Johnny put it away. “Sorry I don’t have something stronger.”
“That’s plenty fine,” Luke said.
“Been back long?”
“Since last fall.”
“How’s your folks, Luke?”
“Pa got drowned two years ago trying to cross the Liberty River when it was running high at flood time.”
“Sorry to hear that. He was a good man,” Johnny said.
Luke nodded. “Hardworking and God-fearing . . . for all the good it done him.”
“Your brothers?”
“Finn joined up with Ben McCullough and got kilt at Pea Ridge. Heck got it in Chicamagua.”
“That’s a damned shame. They was good ol’ boys.”
“War kilt off a lot of good ol’ boys.”
“Ain’t it the truth.”
The two were silent for a spell.
“Sue Ellen’s married to a fellow over to Dennison way,” Luke went on. “Got two young’uns, a boy and a girl. Named the boy after Pa. Ma’s living with them.”
“Imagine that! Last time I saw Sue Ellen she was a pretty little slip of a thing, and now she’s got two young’uns of her own,” Johnny said, shaking his head. “Time sure does fly. . . .”
“Four years is a long time, Johnny.”
“How was your war, Luke?”
“I been around. I was with Hood’s Brigade.”
“Good outfit.”
Luke nodded. “We fought our way all over the South. Reckon we was in just about every big battle there was. I was with ’em right through almost to the finish at the front lines of Richmond, till a cannonball took off the bottom part of my leg.”
“That must’ve hurt some,” Johnny said.
“It didn’t tickle,” Luke deadpanned. “They patched me up in a Yankee prison camp where I set for a few months until after Appomatox in April of Sixty-Five, when they set us all a-loose. I made my way back here, walking most of the way.
“What about you, Johnny? Seems I heard something about you riding with Bill Anderson.”
“Did you?
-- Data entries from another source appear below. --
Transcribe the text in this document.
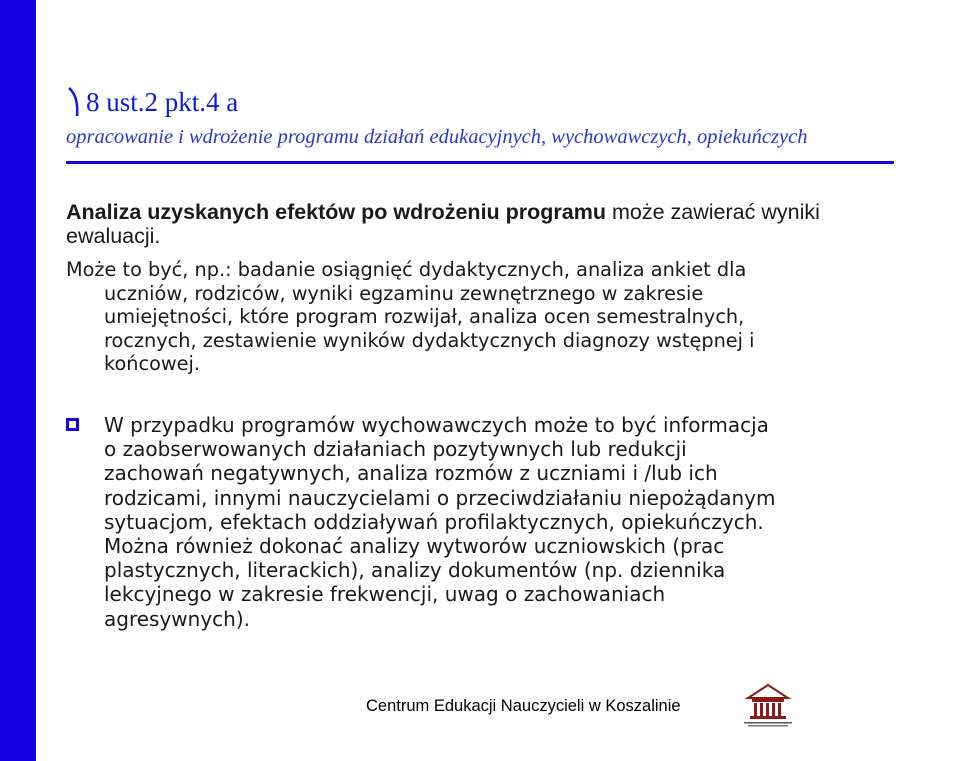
8 ust.2 pkt.4 a
opracowanie i wdrożenie programu działań edukacyjnych, wychowawczych, opiekuńczych
Analiza uzyskanych efektów po wdrożeniu programu może zawierać wyniki ewaluacji.
Może to być, np.: badanie osiągnięć dydaktycznych, analiza ankiet dla
uczniów, rodziców, wyniki egzaminu zewnętrznego w zakresie
umiejętności, które program rozwijał, analiza ocen semestralnych,
rocznych, zestawienie wyników dydaktycznych diagnozy wstępnej i
końcowej.
W przypadku programów wychowawczych może to być informacja
o zaobserwowanych działaniach pozytywnych lub redukcji
zachowań negatywnych, analiza rozmów z uczniami i /lub ich
rodzicami, innymi nauczycielami o przeciwdziałaniu niepożądanym
sytuacjom, efektach oddziaływań profilaktycznych, opiekuńczych.
Można również dokonać analizy wytworów uczniowskich (prac
plastycznych, literackich), analizy dokumentów (np. dziennika
lekcyjnego w zakresie frekwencji, uwag o zachowaniach
agresywnych).
Centrum Edukacji Nauczycieli w Koszalinie
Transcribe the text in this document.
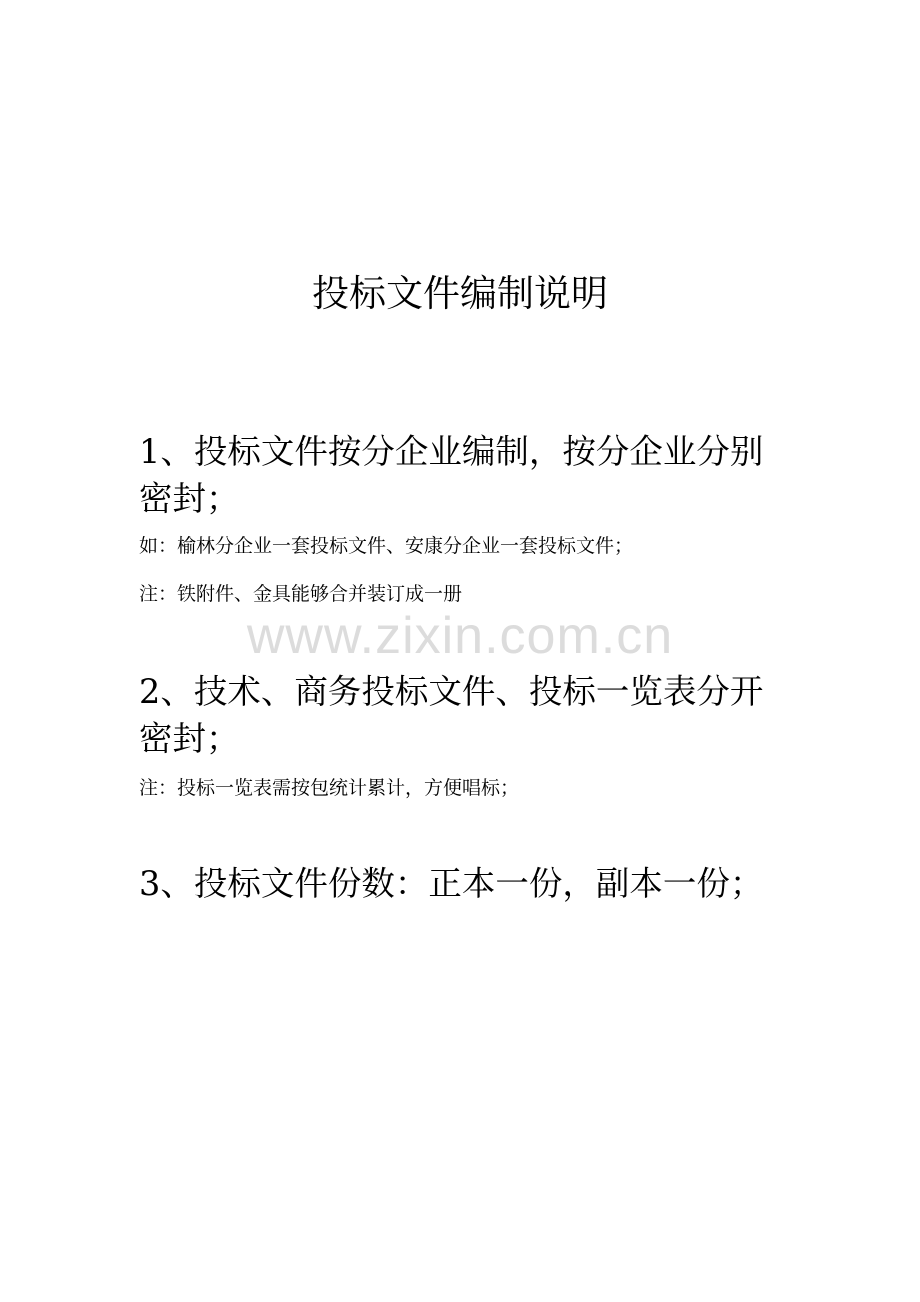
投标文件编制说明

1、投标文件按分企业编制，按分企业分别密封；

如：榆林分企业一套投标文件、安康分企业一套投标文件；

注：铁附件、金具能够合并装订成一册

www.zixin.com.cn

2、技术、商务投标文件、投标一览表分开密封；

注：投标一览表需按包统计累计，方便唱标；

3、投标文件份数：正本一份，副本一份；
Well, you heard right.”
Hard-riding, hard-fighting Bill Anderson had led a band of fellow Texans up into Missouri to join up with William Clarke Quantrill, onetime schoolteacher turned leader of a ferociously effective mounted force of Confederate irregulars in the Border States. The fighting there was guerrilla warfare at its worst: an unending series of ambushes, raids, flight, pursuit and counterattack—an ever-escalating spiral of brutalities and atrocities on both sides.
“We was with Quantrill,” Johnny Cross said.
“How was it?” Luke asked.
“We gave those Yankees pure hell,” Johnny said, smiling with his lips, a self-contained, secretive smile.
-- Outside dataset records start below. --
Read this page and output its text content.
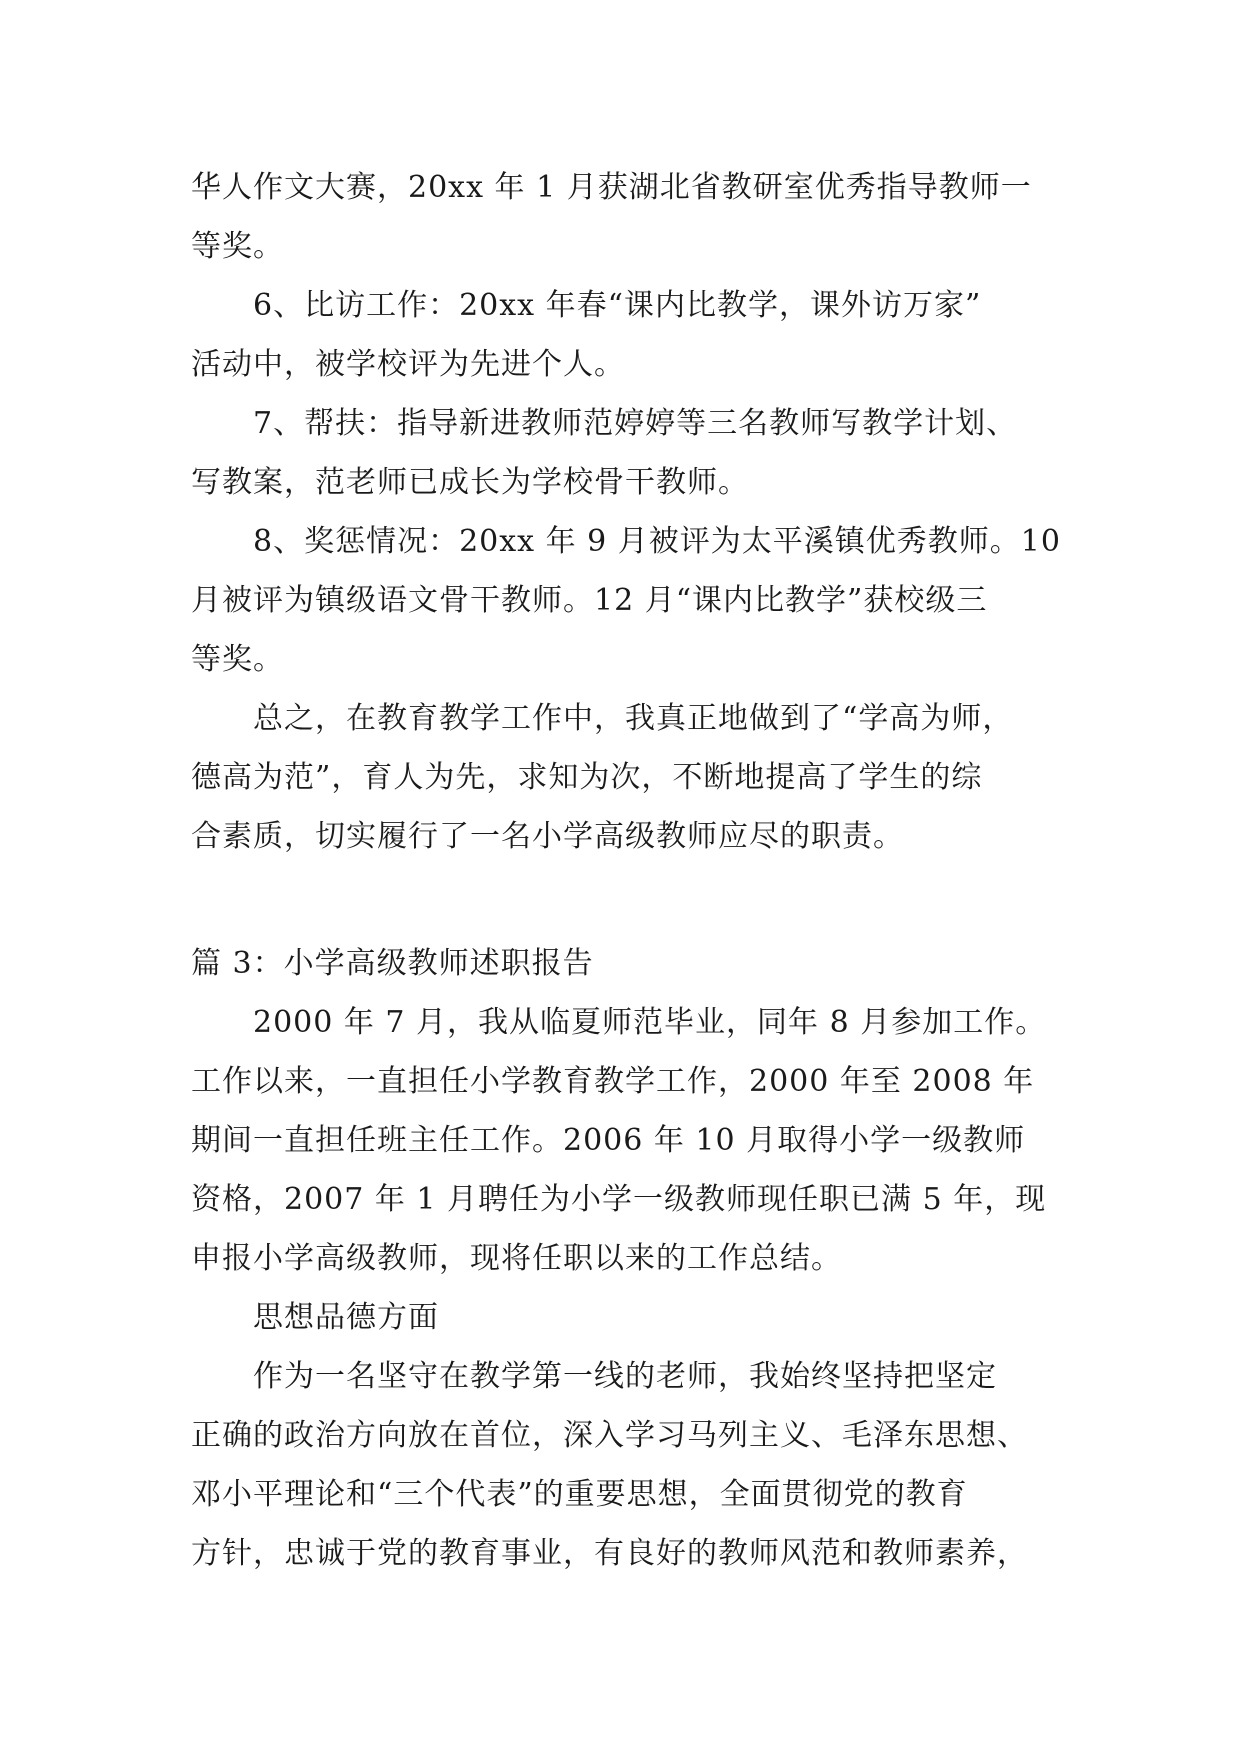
华人作文大赛，20xx 年 1 月获湖北省教研室优秀指导教师一
等奖。
6、比访工作：20xx 年春“课内比教学，课外访万家”
活动中，被学校评为先进个人。
7、帮扶：指导新进教师范婷婷等三名教师写教学计划、
写教案，范老师已成长为学校骨干教师。
8、奖惩情况：20xx 年 9 月被评为太平溪镇优秀教师。10
月被评为镇级语文骨干教师。12 月“课内比教学”获校级三
等奖。
总之，在教育教学工作中，我真正地做到了“学高为师，
德高为范”，育人为先，求知为次，不断地提高了学生的综
合素质，切实履行了一名小学高级教师应尽的职责。
篇 3：小学高级教师述职报告
2000 年 7 月，我从临夏师范毕业，同年 8 月参加工作。
工作以来，一直担任小学教育教学工作，2000 年至 2008 年
期间一直担任班主任工作。2006 年 10 月取得小学一级教师
资格，2007 年 1 月聘任为小学一级教师现任职已满 5 年，现
申报小学高级教师，现将任职以来的工作总结。
思想品德方面
作为一名坚守在教学第一线的老师，我始终坚持把坚定
正确的政治方向放在首位，深入学习马列主义、毛泽东思想、
邓小平理论和“三个代表”的重要思想，全面贯彻党的教育
方针，忠诚于党的教育事业，有良好的教师风范和教师素养，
His alert, yellow-eyed gaze turned momentarily inward, bemused by cascading memories of hard riding and hard fighting. He tossed his head, as if physically shaking off the mood of reverie and returning to the present.
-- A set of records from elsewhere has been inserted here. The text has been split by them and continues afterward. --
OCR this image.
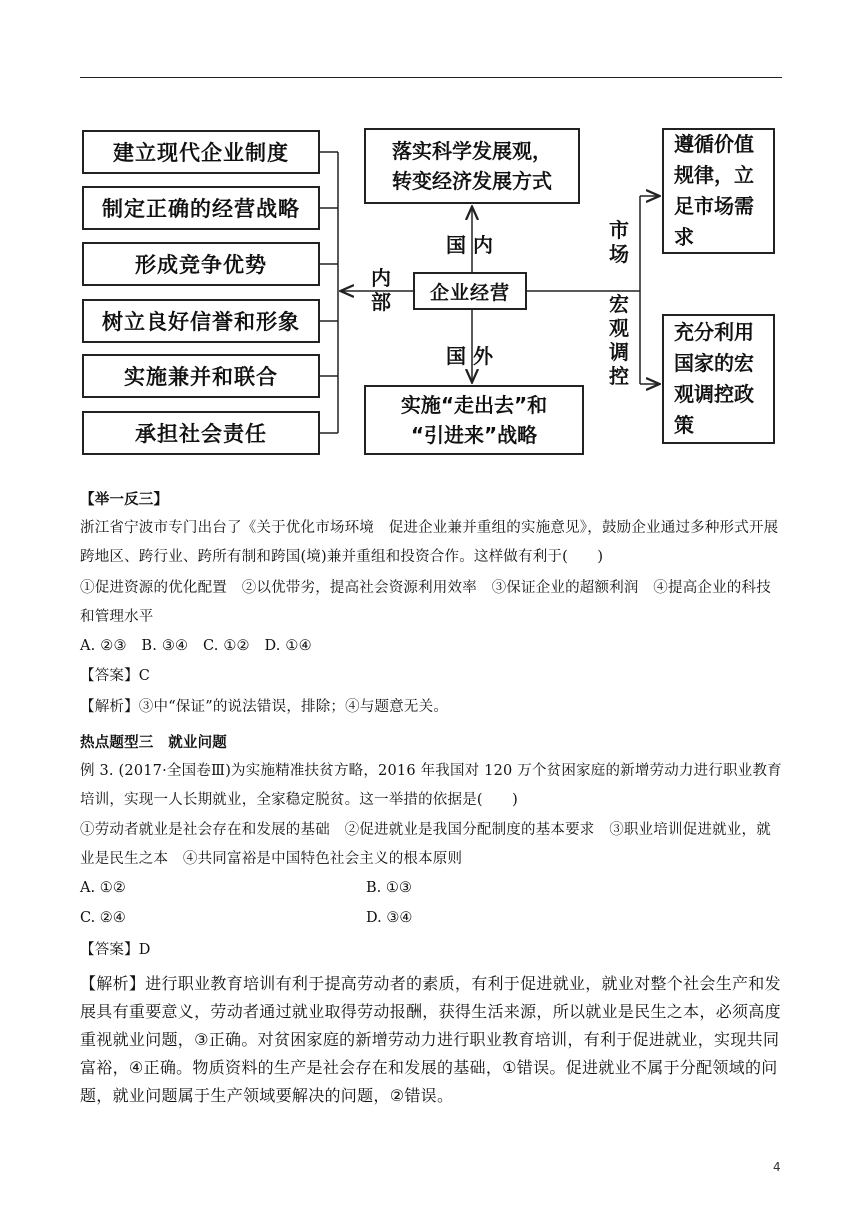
建立现代企业制度
制定正确的经营战略
形成竞争优势
树立良好信誉和形象
实施兼并和联合
承担社会责任
落实科学发展观，
转变经济发展方式
企业经营
实施“走出去”和
“引进来”战略
遵循价值
规律，立
足市场需
求
充分利用
国家的宏
观调控政
策
国 内
国 外
内部
市场
宏观调控
【举一反三】
浙江省宁波市专门出台了《关于优化市场环境　促进企业兼并重组的实施意见》，鼓励企业通过多种形式开展跨地区、跨行业、跨所有制和跨国(境)兼并重组和投资合作。这样做有利于(　　)
①促进资源的优化配置　②以优带劣，提高社会资源利用效率　③保证企业的超额利润　④提高企业的科技和管理水平
A. ②③　B. ③④　C. ①②　D. ①④
【答案】C
【解析】③中“保证”的说法错误，排除；④与题意无关。
热点题型三　就业问题
例 3. (2017·全国卷Ⅲ)为实施精准扶贫方略，2016 年我国对 120 万个贫困家庭的新增劳动力进行职业教育培训，实现一人长期就业，全家稳定脱贫。这一举措的依据是(　　)
①劳动者就业是社会存在和发展的基础　②促进就业是我国分配制度的基本要求　③职业培训促进就业，就业是民生之本　④共同富裕是中国特色社会主义的根本原则
A. ①②	B. ①③
C. ②④	D. ③④
【答案】D
【解析】进行职业教育培训有利于提高劳动者的素质，有利于促进就业，就业对整个社会生产和发展具有重要意义，劳动者通过就业取得劳动报酬，获得生活来源，所以就业是民生之本，必须高度重视就业问题，③正确。对贫困家庭的新增劳动力进行职业教育培训，有利于促进就业，实现共同富裕，④正确。物质资料的生产是社会存在和发展的基础，①错误。促进就业不属于分配领域的问题，就业问题属于生产领域要解决的问题，②错误。
4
“Didn’t work out too well in the end, though,” Johnny said at last. “After Bill’s sister got killed—she and a bunch of women, children and old folks was being held hostage by the Yanks in a house that collapsed on ’em—Bill went off the deep end. He always had a mean streak but after that he went plumb loco, kill crazy. That’s when they started calling him Bloody Bill.”